Brawn insists that her business is an extension of her broader mission to promote her state’s bivalves and to protect the livelihoods of small-scale fishermen. Before she started Downeast Dayboat, she was a resources management coordinator for Maine’s Department of Marine Resources; she currently sits on the New England Fishery Management Council, helping draft regulations. She’s known for fighting to prevent the overharvest of part of the federally managed scallop fishery, at a time when trip boats were effectively exempt from quotas and were pushing beds close to crashing. That fishery closed in 2017, instituted a quota applicable to all, among other measures — and has since rebounded. “Togue was instrumental in… preserv[ing] a right of access for small boat fishermen,” says Miller, calling it a “huge win.” But he says it was also “a big deal for consumers looking to access a traceable, consistently high-quality product.”

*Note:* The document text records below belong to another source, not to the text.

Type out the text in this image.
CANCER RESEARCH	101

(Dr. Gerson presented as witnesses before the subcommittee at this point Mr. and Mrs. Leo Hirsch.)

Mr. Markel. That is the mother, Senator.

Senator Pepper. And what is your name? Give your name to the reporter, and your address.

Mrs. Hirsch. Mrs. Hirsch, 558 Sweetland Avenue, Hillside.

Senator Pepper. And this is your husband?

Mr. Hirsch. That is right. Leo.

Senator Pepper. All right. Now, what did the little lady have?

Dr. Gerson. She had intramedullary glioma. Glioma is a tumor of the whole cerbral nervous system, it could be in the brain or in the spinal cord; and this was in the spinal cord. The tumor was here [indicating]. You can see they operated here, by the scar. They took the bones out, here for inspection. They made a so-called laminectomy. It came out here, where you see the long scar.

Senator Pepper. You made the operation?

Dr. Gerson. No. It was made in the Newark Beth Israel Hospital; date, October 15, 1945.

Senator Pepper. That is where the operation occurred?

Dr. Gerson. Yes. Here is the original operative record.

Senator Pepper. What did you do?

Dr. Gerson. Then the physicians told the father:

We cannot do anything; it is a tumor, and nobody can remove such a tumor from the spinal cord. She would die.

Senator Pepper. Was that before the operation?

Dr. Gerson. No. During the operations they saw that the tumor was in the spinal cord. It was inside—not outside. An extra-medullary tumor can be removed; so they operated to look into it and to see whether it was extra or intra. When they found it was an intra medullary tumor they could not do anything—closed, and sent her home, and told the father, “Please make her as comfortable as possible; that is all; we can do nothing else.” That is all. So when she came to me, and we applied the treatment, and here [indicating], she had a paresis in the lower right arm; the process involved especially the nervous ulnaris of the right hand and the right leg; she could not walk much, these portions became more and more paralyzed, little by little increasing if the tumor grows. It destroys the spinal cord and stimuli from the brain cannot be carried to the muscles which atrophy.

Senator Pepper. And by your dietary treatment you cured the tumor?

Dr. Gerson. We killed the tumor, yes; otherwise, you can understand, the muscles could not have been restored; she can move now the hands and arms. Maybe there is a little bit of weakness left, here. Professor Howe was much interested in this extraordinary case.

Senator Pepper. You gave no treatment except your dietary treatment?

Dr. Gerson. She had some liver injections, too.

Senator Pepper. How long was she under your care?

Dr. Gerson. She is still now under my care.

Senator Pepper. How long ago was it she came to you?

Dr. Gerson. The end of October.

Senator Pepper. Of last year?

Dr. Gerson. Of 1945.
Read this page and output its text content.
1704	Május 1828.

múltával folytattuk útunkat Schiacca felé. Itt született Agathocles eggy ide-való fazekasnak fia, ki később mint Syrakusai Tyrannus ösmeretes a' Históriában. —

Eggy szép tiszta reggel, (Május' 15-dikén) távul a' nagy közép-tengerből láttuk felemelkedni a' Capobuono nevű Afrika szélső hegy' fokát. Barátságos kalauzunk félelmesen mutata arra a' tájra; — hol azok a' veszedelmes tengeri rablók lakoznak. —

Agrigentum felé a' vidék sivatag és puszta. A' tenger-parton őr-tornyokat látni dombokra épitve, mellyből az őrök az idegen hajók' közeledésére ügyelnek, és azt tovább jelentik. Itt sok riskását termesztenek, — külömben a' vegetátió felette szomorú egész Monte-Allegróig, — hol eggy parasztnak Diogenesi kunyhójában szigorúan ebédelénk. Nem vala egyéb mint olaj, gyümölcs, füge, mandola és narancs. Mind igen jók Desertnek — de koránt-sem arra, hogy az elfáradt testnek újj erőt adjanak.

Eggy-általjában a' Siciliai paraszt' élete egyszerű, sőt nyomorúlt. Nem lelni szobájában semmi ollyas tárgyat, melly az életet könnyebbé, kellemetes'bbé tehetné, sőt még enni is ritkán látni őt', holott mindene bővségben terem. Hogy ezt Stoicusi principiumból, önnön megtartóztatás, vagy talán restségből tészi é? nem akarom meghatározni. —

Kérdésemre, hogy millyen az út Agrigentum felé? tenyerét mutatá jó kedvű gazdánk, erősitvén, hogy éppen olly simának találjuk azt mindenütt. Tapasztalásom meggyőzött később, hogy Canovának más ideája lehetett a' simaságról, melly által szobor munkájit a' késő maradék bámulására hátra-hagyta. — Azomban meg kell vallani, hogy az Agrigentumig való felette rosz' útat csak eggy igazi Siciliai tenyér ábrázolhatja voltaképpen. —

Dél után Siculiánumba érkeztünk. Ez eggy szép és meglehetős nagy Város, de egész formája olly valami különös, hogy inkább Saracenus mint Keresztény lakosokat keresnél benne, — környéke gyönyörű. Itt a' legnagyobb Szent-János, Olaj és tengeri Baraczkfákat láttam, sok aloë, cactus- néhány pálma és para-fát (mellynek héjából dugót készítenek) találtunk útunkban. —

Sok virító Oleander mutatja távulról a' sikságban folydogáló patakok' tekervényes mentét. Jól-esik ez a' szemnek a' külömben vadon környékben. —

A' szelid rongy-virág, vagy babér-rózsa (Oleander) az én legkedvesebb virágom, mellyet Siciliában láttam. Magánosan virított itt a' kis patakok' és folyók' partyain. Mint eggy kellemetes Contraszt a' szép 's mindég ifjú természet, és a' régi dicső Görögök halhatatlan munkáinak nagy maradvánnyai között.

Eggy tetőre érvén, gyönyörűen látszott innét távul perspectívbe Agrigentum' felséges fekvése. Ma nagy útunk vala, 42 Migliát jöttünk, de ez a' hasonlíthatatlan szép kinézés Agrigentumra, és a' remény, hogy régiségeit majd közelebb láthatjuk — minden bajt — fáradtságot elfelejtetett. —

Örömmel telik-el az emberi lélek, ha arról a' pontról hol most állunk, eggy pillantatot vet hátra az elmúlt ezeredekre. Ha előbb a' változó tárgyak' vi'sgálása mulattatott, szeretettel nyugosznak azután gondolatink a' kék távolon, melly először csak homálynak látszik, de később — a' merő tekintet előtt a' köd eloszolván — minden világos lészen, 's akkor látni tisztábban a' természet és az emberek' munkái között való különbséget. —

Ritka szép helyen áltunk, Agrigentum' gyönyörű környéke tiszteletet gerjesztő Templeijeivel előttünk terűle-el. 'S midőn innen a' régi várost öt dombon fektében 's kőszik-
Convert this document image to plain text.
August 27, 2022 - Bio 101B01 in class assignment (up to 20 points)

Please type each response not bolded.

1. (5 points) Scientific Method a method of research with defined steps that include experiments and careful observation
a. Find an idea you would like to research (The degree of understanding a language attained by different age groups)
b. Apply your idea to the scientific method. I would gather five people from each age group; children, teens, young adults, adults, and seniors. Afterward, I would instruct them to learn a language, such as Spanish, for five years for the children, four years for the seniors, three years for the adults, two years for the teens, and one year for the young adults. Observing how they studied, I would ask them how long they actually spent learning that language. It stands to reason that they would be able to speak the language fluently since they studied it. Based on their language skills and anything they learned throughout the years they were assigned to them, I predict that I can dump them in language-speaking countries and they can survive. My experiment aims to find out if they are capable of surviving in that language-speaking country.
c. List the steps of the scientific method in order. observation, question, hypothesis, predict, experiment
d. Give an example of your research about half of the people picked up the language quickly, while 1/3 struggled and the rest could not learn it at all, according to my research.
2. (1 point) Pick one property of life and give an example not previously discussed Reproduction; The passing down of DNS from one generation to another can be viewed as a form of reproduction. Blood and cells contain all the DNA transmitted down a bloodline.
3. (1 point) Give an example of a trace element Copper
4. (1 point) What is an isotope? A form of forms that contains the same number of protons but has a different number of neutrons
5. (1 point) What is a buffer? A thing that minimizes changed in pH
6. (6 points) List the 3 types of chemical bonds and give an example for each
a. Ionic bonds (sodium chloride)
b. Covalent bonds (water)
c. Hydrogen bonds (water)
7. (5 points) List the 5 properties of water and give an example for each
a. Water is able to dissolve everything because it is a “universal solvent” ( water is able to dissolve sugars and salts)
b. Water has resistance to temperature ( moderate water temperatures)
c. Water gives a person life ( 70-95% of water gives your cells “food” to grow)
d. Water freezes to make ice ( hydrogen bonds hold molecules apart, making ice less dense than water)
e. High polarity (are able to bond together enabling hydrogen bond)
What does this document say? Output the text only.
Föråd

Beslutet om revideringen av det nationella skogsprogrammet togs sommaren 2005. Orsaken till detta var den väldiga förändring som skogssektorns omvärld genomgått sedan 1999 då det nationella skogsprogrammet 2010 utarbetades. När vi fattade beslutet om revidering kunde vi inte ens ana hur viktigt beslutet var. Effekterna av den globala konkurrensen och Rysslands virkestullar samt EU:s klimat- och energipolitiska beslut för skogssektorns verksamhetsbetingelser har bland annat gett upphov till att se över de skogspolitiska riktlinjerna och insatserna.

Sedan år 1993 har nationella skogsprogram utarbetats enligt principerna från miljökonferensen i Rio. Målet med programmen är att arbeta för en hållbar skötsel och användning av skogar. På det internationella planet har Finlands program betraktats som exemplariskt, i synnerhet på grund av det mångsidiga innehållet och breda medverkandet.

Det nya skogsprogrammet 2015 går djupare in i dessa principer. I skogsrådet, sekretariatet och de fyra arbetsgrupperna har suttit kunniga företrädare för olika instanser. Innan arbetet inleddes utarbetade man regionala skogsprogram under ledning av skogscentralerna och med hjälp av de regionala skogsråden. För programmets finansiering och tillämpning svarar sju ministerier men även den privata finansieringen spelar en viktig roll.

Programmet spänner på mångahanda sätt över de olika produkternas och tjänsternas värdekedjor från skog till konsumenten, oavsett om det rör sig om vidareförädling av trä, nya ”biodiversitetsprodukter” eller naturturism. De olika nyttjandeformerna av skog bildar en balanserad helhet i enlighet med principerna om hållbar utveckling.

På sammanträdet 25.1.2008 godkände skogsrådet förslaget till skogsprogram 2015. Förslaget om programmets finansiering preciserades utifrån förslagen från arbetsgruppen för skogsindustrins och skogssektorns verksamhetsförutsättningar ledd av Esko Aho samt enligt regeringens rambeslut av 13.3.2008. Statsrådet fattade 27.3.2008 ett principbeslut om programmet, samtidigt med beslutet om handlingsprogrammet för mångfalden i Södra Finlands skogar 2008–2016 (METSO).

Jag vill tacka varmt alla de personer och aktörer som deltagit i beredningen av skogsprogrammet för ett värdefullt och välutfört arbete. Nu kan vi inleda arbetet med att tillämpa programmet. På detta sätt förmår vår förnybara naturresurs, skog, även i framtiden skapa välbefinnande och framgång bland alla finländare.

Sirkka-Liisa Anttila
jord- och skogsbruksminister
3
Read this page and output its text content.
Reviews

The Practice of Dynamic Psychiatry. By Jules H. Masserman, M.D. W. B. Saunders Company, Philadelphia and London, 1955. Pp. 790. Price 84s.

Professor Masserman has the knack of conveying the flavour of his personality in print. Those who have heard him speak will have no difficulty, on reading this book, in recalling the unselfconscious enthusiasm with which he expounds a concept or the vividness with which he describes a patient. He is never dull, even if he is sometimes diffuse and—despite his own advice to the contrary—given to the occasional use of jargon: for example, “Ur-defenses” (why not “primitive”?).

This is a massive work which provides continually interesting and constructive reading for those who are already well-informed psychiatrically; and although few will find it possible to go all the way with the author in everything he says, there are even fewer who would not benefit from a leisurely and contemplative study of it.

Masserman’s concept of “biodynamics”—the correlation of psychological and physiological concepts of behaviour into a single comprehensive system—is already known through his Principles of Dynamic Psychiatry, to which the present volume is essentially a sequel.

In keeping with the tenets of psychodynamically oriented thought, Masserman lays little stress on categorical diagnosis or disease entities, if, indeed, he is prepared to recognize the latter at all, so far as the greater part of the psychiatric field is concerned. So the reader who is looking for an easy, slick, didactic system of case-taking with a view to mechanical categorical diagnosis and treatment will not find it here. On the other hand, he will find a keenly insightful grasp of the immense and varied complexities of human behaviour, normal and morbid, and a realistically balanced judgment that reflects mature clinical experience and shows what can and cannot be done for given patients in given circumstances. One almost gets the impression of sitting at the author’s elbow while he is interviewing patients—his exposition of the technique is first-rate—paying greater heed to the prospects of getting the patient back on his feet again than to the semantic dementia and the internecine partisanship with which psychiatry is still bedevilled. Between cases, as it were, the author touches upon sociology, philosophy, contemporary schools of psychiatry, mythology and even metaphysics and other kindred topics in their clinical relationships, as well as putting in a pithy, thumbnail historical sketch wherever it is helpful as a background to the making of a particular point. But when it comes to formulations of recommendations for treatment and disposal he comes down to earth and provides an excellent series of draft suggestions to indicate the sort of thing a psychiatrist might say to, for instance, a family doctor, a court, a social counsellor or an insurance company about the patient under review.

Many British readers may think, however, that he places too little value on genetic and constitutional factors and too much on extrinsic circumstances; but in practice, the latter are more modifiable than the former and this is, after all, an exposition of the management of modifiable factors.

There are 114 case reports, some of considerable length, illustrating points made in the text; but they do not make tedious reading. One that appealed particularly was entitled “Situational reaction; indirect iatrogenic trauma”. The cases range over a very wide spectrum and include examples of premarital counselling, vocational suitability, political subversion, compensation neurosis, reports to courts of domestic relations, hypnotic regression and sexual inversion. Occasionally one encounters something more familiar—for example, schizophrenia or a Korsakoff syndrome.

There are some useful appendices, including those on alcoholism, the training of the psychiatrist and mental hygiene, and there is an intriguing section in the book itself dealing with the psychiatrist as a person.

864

Leanne Valenti, chef-owner of Bento Picnic in Austin, has used Brawn’s dayboat scallops in chirashi bowl specials, and Robert Durkin remains an ardent (personal) purchaser after closing Robert’s, his Hamptons, restaurant in Long Island, in 2015. “There’s salinity, there’s a freshness of ocean waters, there’s a suggestion of sweetness. That [Brawn’s] not selling scallops to every chef in this country is beyond comprehension,” Durkin says. Brawn, though, says her business model is a tough sell for chefs looking for consistent sizes — she doesn’t sort, just bags, labels, and sends — and consistent weekly deliveries. “I can tell individual customers, Sorry, I can’t ship this week; the winds are really bad and the guys aren’t going out,” Brawn says. “But with chefs, you have to have product for them.”

One thing that would help: Convincing chefs and everyone else that equally-well-sourced frozen Maine scallops — freezing is generally frowned upon in the “fresh” loving world of cheffy seafood — are a worthy substitute. On thawing, the texture is slightly damper than unfrozen, but otherwise, the flavor remains the same. If folks would accept frozen, Brawn could supply them year-round, supplementing with farmed scallops that are never out of season (there are currently two commercial-scale operations in Maine, the spat, a.k.a larvae, from which might also help boost wild scallop populations, giving an inkling as to how reliant on natural cycles and pristine ocean even the farmed scallop industry is). “I’m all about educating people and I say, Maine scallops should be frozen, and people should be demanding them year-round,” Brawn says. “Maine scallops are amazing. They’re the best in the world!”

Lela Nargi is a veteran journalist covering food systems.